Mesopotamia or Midlothian – Burning is Bad
Here's a great story from Wired that reports the results of the first tests done in and around the places where the military's "burn pits" were located during the most recent Iraq and Afghanistan wars.
Not familiar with "burn pits?" If you grew up in rural Texas you are because it's exactly the way your grandfather got rid of his family's trash – by putting it in a big pile and then putting a match to it. Besides turning a ravine into an impromptu landfill, burn pits are the most popular way of disposing of your garbage when Waste Management just can't get to you.
In the military, burn pits were the disposal option of choice for everything: human waste, paints and paint removers, asbestos insulation, plastic and styrofoam containers, old computers and monitors – any waste you can imagine being generated at a front line military base.
Not surprisingly, troops that spent time around these open-air waste incinerators have been complaining about chronic bronchitis, neurological disorders, and rare cancers – just like people who live dowwnind of waste burning at cement kilns and incinerators. Military spokespersons have reassured these whiners that there was "no specific evidence" of the pits doing any human health damage. To which all of you who've been doing this for a while will respond: "How many times did anyone look for such damage?" The answer is zero – until now. Pulmonologist Dr. Anthony Szema of the Stony Brook School of Medicine, just released the results of an experiment that links the burn pit dust to immune system damage. Dr. Szema exposed 15 mice to the dust from the remains of a burn pit in Iraq. When collected on-site, the pit still stunk with the incinerated remains of animal carcasses, lithium batteries, printers and glues. This lovely cocktail of toxins was then inhaled by the mice and researchers tracked their respiratory system and spleen for signs of strain. And they got them.
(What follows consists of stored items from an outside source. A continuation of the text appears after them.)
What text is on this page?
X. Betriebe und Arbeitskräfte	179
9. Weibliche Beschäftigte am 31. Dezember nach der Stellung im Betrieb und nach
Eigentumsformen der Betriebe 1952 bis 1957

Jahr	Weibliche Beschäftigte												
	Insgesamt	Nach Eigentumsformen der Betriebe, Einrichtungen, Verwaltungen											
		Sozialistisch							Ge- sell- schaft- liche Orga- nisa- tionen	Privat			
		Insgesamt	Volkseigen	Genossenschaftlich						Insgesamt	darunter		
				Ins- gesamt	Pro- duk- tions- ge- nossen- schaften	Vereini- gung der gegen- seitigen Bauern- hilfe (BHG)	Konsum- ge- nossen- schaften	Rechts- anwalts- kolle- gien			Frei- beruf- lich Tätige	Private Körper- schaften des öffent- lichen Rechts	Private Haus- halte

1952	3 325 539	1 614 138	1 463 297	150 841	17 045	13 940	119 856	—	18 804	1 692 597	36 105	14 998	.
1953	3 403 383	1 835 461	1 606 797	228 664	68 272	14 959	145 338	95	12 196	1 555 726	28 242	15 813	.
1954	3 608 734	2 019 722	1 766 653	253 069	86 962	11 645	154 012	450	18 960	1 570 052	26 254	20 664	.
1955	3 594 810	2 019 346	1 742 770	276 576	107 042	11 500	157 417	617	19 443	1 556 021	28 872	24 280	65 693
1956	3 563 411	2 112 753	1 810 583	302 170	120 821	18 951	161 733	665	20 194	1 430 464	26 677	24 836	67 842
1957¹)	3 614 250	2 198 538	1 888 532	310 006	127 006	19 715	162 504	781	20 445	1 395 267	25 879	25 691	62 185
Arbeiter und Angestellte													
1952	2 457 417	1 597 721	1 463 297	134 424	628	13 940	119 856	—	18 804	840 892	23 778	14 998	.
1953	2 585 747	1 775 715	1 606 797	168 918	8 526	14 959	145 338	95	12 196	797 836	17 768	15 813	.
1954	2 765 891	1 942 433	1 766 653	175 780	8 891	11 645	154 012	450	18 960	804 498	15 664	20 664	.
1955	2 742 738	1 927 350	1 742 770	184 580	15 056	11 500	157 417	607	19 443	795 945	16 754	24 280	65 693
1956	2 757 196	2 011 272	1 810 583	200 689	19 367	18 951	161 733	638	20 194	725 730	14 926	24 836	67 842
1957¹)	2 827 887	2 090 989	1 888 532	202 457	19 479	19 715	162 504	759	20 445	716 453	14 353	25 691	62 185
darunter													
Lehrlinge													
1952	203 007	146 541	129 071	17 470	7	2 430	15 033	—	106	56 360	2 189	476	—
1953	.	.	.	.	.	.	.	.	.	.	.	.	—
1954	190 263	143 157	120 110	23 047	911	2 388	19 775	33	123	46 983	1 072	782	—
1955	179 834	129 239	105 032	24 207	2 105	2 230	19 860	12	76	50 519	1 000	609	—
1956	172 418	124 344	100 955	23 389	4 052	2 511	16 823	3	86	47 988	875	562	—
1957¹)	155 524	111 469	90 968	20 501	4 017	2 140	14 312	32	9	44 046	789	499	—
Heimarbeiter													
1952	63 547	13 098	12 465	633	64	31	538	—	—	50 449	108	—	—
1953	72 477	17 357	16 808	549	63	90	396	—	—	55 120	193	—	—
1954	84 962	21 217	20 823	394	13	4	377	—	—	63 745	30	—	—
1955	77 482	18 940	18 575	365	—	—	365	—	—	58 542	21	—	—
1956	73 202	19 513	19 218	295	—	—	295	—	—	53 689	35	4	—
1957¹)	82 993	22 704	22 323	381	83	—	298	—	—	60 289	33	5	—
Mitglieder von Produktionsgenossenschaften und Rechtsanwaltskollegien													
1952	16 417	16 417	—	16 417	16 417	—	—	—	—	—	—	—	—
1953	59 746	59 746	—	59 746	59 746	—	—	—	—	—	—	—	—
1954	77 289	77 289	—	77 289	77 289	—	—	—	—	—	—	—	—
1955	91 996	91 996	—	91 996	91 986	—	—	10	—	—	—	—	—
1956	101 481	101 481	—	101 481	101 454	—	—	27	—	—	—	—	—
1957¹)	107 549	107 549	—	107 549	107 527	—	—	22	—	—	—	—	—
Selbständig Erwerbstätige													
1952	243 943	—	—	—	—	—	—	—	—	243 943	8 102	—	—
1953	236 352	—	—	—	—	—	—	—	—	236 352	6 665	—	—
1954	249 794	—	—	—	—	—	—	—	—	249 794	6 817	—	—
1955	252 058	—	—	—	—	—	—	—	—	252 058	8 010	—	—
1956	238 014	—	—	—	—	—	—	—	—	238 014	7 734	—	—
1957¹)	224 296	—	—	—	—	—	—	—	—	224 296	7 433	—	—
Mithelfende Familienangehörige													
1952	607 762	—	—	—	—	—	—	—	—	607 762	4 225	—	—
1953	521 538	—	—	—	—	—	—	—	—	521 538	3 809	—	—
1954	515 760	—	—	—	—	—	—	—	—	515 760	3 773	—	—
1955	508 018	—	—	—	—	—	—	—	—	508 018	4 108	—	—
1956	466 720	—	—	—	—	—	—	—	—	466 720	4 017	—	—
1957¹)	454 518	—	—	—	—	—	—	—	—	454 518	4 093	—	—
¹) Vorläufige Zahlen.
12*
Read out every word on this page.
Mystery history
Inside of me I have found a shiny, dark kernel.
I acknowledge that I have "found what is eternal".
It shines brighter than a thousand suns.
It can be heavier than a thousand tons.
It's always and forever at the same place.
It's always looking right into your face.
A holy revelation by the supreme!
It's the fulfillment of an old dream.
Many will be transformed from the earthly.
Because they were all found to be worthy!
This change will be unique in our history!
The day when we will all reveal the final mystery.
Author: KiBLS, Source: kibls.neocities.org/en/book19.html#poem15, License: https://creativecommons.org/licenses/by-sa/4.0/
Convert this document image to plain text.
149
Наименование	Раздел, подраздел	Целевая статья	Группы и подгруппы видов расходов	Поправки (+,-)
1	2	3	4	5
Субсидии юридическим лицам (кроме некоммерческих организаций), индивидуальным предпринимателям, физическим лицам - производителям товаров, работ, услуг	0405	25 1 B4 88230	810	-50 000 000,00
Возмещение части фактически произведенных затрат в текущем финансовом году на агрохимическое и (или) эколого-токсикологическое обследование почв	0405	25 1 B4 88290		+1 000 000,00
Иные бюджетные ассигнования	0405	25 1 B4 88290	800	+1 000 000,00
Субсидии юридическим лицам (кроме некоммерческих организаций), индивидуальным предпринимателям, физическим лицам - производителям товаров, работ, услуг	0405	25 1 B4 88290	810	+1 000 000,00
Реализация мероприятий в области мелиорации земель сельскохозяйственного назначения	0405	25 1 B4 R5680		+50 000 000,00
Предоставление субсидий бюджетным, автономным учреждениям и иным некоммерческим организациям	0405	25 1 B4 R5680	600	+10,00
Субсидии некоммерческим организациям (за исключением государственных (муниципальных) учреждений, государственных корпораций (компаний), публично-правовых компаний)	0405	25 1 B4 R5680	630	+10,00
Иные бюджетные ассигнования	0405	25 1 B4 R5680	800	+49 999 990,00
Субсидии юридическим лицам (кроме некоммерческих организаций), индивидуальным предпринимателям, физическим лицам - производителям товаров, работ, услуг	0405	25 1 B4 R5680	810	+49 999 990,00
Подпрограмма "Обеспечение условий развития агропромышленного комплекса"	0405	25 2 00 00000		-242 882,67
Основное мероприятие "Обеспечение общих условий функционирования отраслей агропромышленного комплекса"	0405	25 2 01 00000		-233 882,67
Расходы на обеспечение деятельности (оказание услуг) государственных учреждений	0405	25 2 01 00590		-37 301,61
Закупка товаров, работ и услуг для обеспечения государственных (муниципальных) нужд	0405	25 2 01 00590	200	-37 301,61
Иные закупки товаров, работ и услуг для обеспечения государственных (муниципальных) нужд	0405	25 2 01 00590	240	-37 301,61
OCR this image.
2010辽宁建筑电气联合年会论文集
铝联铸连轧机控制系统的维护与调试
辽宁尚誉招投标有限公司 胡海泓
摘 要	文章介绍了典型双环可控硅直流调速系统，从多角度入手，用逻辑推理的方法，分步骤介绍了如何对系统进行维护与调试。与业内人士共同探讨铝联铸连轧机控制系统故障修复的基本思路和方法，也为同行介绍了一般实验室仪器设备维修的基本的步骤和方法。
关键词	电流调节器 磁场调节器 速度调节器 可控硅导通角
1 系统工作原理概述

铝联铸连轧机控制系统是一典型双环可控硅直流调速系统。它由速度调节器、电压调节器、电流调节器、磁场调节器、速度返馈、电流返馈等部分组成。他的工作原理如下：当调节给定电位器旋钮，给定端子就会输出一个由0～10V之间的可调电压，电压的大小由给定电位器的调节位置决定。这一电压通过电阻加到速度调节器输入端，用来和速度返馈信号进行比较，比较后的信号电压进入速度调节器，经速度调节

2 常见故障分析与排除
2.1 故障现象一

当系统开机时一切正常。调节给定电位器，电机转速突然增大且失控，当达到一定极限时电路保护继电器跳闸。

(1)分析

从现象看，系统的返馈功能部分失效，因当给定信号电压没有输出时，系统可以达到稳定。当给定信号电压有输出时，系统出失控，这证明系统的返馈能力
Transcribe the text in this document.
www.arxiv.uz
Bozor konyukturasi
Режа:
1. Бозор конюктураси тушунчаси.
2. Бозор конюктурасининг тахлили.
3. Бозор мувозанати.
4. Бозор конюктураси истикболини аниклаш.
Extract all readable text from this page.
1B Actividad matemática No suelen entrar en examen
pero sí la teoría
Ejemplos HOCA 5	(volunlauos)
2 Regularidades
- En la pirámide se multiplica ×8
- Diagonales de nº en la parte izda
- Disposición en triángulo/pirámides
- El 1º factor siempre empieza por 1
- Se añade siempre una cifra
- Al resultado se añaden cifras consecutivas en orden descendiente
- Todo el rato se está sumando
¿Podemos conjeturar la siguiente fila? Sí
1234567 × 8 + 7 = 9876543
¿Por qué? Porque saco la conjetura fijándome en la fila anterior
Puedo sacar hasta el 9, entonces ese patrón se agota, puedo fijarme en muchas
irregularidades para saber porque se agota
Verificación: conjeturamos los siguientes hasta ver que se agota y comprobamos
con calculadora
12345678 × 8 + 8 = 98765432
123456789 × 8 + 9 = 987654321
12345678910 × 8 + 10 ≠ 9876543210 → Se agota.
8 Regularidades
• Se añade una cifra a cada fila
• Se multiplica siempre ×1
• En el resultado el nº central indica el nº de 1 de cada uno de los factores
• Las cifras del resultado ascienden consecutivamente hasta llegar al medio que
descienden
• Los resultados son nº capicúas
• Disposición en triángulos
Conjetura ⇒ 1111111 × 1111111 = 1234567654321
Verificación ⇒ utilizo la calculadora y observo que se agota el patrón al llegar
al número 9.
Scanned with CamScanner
Lung inflammation occurred within two hours of exposure, and T-cells dropped by a third. T-Cells are a critical component of the human immune health originating in the bone marrow but then going to the Thymus to finish their development. AIDS and other immune destroying diseases kill T-Cells. After two weeks of being regularly exposed to the burn pit dust, the mice had lost 70% of the T-cells they started with. "I can't even imagine what this date shows when you think about someone coming back from Iraq," Szema says. "these guys weren't inhaling the air once. They were working in it, sleeping in it, exercising in it. For days on end." Despite being limited to mice, Szema is confident that the results are transferable to humans. The symptoms of his mice line up with those being reported by veterans to a database at BurnPits360, a website dedicated to tracking the health of exposed servicemen and women. It's also one more step in understanding why different people react to pollution differently. With your immune system offline everyone is vulnerable to different inherent health weaknesses that are exacerbated. Dr. Szema isn't surprised at the results of his groundbreaking tests. "Based on the patients I've seen, this is a no-brainer. If anyone tries to say, ' Oh dust is just dust,' I can tell them that's simply not true."